Dr. Fulani: I teach people that being poor is not a sin or a pathology, it is the reality of what is available. What America has done is turn poverty into a pathology, and people internalize that. I teach people that poverty isn’t a personal failing. We need to change the responses to poverty, like drinking, drug use, etc. You have to embrace where you are and that’s where you grow from.

Dr. Ali: Lastly, I wanted to ask you about independent black politics. I feel as if you look at American history there’s this effort to divide and pit blacks and poor whites against one another. What do you think we need to be doing, in a moment where people look at others as completely different from themselves? How do we build bridges?
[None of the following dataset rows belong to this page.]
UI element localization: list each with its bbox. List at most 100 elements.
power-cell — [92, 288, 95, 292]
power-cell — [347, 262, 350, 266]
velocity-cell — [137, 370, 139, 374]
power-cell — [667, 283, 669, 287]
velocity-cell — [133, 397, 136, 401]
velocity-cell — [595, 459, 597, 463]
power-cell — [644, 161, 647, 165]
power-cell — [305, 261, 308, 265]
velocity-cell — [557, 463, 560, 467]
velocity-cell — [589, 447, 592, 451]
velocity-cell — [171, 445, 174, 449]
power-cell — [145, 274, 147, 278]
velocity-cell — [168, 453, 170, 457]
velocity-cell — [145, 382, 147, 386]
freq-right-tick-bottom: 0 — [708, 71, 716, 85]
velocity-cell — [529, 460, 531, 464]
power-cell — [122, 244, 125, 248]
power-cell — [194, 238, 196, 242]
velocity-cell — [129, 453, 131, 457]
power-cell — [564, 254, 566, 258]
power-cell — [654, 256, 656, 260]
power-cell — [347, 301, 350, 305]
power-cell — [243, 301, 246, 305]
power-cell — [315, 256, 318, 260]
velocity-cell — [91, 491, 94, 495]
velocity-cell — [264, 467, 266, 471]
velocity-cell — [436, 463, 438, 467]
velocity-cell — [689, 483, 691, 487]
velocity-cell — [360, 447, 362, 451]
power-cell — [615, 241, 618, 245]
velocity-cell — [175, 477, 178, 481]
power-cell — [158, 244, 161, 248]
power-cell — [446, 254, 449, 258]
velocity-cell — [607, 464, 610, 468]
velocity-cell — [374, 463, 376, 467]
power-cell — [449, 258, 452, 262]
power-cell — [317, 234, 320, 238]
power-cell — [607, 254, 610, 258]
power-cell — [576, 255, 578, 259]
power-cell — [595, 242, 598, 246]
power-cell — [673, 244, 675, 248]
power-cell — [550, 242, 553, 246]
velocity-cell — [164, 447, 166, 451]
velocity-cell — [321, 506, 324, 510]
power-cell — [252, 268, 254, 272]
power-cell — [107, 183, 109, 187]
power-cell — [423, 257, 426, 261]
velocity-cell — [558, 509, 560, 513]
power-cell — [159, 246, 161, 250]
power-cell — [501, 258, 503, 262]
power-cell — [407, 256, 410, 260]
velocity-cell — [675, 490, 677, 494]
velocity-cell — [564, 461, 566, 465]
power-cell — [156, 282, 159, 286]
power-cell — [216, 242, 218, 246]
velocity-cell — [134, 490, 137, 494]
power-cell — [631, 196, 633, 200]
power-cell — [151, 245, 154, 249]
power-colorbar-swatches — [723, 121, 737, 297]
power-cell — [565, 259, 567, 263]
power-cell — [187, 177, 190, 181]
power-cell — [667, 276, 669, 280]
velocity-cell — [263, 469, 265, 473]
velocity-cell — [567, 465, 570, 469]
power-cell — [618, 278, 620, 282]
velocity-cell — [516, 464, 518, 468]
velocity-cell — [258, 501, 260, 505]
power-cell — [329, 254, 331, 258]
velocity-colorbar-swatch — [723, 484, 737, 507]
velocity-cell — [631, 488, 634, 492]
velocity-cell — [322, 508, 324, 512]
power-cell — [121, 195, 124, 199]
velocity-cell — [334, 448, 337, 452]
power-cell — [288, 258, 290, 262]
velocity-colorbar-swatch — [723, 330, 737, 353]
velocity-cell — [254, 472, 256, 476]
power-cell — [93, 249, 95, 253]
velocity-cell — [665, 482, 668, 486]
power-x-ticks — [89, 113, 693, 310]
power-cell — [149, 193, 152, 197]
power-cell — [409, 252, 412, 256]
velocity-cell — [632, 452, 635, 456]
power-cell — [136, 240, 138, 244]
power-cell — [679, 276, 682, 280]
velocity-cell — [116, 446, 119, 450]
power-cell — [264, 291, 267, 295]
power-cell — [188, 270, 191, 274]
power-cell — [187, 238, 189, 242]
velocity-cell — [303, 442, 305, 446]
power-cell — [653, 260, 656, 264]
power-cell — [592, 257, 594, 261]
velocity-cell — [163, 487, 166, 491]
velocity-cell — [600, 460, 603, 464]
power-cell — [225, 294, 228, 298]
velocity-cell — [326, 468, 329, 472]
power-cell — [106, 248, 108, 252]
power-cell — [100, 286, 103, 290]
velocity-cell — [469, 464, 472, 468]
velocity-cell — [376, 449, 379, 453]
Dr. Fulani: When I was running for president, there were serious moves to undermine my party, where people in Malcolm X shirts and cowboy hats all came together. During my campaign, I would get letters from white men explaining to me that they had been racist all of their lives, but they were willing and wanted to join my movement. I think the answer to the question was the same thing that these men realized: remembering that we have more in common than we do that separates us.

Left with these words Dr. Fulani set upon the crowd a charge to action. A charge to act as if those around us who are different, are human, in a climate where difference is often persecuted.